The respondents also broadly welcomed last month’s statement by Parliamentary Secretary to the Treasurer Chris Pearce of proposed refinements to the legislation, including revisiting SOAs.
A current lack of any “materiality provisions” in the new regulatory regime goes to the heart of industry reservations over SOAs, according to HLB Mann Judd Consulting senior manager Corrina Dieters.
Also chair of the Financial Planning Associations’ SOA taskforce, Dieters said this lack of materiality had left FPA members confused over exactly when advice to clients requires the preparation of an SOA.
“We are trying to get clarification from the regulator over whether any and all advice given to a client requires an SOA or if it is unnecessary in circumstances where the advice is insignificant.”
“Currently, planners cannot use their discretion because the Act says that whenever they give advice that may influence a client it has to be in the form of an SOA,” she said.
Dieters welcomed the recent class order on Statements of Additional Advice (SOAA) for allowing reference to pre-SOA documents, such as a financial plan, and thus allowing for abbreviated SOAAs.
She said the FPA taskforce would be petitioning the regulator over whether the same sort of referencing can apply in an SOA.
The FPA’s FSRA manager policy and government relations John Anning said the implications of some FSR regulations will “not emerge until we’ve lived with them a bit longer, but others are clearly not working at all well”.
Anning said it is “obvious that SOA regulations are currently too prescriptive to take into account all the situations where statements of advice are required”.

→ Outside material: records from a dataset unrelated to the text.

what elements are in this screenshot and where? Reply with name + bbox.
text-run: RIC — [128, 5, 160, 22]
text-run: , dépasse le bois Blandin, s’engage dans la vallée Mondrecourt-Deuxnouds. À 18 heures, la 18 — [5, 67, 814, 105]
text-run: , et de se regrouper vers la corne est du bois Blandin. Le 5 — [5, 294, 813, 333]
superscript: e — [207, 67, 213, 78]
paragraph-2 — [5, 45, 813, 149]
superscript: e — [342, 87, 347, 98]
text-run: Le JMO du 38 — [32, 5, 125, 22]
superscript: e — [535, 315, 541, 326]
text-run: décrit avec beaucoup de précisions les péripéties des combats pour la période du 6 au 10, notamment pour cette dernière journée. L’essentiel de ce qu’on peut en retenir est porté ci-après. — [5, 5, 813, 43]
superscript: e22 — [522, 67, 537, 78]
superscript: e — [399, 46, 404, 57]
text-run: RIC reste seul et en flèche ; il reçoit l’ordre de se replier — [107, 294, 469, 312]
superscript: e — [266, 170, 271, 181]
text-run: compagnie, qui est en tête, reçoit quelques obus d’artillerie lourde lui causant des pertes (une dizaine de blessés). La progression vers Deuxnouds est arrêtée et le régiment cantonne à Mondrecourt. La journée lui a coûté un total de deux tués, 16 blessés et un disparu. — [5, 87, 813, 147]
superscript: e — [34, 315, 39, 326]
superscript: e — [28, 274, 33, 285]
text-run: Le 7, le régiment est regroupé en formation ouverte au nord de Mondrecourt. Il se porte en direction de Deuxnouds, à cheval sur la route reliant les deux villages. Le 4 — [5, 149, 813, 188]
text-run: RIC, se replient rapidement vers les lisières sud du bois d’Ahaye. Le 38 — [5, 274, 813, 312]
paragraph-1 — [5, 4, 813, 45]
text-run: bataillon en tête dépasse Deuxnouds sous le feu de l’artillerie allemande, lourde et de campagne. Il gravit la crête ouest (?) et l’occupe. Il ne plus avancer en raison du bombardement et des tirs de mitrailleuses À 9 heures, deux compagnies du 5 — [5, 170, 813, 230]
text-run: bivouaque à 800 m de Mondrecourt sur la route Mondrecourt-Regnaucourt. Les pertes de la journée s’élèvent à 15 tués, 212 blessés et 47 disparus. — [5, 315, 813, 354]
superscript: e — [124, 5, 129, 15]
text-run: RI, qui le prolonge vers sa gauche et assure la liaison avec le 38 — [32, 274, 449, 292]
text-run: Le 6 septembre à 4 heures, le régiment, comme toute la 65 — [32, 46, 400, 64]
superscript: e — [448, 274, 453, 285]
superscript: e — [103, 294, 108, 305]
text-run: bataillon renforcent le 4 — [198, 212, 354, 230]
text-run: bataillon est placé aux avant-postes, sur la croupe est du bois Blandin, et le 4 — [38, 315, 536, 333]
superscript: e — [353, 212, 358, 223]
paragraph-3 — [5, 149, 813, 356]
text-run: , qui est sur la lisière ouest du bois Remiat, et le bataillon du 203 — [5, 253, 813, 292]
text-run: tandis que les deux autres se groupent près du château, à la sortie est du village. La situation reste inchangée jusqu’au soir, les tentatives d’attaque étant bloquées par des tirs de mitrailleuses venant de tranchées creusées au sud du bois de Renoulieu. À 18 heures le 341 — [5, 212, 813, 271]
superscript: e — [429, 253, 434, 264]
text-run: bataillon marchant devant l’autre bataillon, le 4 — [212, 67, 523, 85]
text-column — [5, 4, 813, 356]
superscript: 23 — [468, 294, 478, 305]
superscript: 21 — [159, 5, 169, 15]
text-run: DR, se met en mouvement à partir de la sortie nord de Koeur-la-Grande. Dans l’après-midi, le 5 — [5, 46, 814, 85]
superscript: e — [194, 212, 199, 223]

He said dollar fee disclosure, which is due to launch on July 1, is an example of “a grey area, where we’ll need to see how the regulation works in practice to judge it a success or otherwise”.
He said most FSR concerns by FPA members related to SOAs, but the FPA had also made submissions to ASIC on managed discretionary advice.
In addition, some larger institutional FPA members have concerns over product disclosure statements and the Financial Services Guides.
Damian Cullen, director of Sydney-boutique Cullen Financial Planning, said a number of FSR regulations are “less than crystal clear”. This lack of clarity has left planners to try to interpret the regulations for compliance, he said, which is responsible for blowing out the size of SOAs to “impractical” levels.
“My view is I’d rather give a client a useful document than an onerous one, but each time I do so I’m effectively taking a risk that I have met ASIC’s interpretation of compliance standards.
“If you take five or six client calls in an hour, and try to jot down your advice as you speak, there’s always going to be a risk you’ll omit something important.”
Cullen said ASIC’s recent class order on SOAAs “hasn’t made any difference” as far as his interpretation of the regulations is concerned.
Jo Tuck, director of Menico Tuck Financial Services, Cairns, said her ability to react to situations on behalf of clients has been lengthened by SOAs.
“We’re not able to get strategic advice out to clients as quickly as we would like for all the paper work we are involved in — even with the new class order on SOAAs.”
“On the other hand, clients are saying we don’t want this much paperwork — they’re up front about it, but we are obligated to send them a certain amount.”
Advance Asset Management head of product Sue Mieog described the financial services industry as being on a “roller-coaster of regulation, whether it’s FSR, international accounting standards, anti-money laundering, unit pricing and conflict of interests”.
“It would be lovely to see some simplicity going forward from the regulator — such as getting rid of the super surcharge, which would make super a lot more simpler.”
As with others in the industry, Mieog expressed her anger that other sector professionals have been given exemptions from the FSR regulations.
“I don’t know what financial services has done wrong as a sector to have been so carefully targeted by the regulator.
“Stockbrokers seem to be able to get exemptions from the FSR, and accountants can give advice without putting it into writing, and solicitors too.”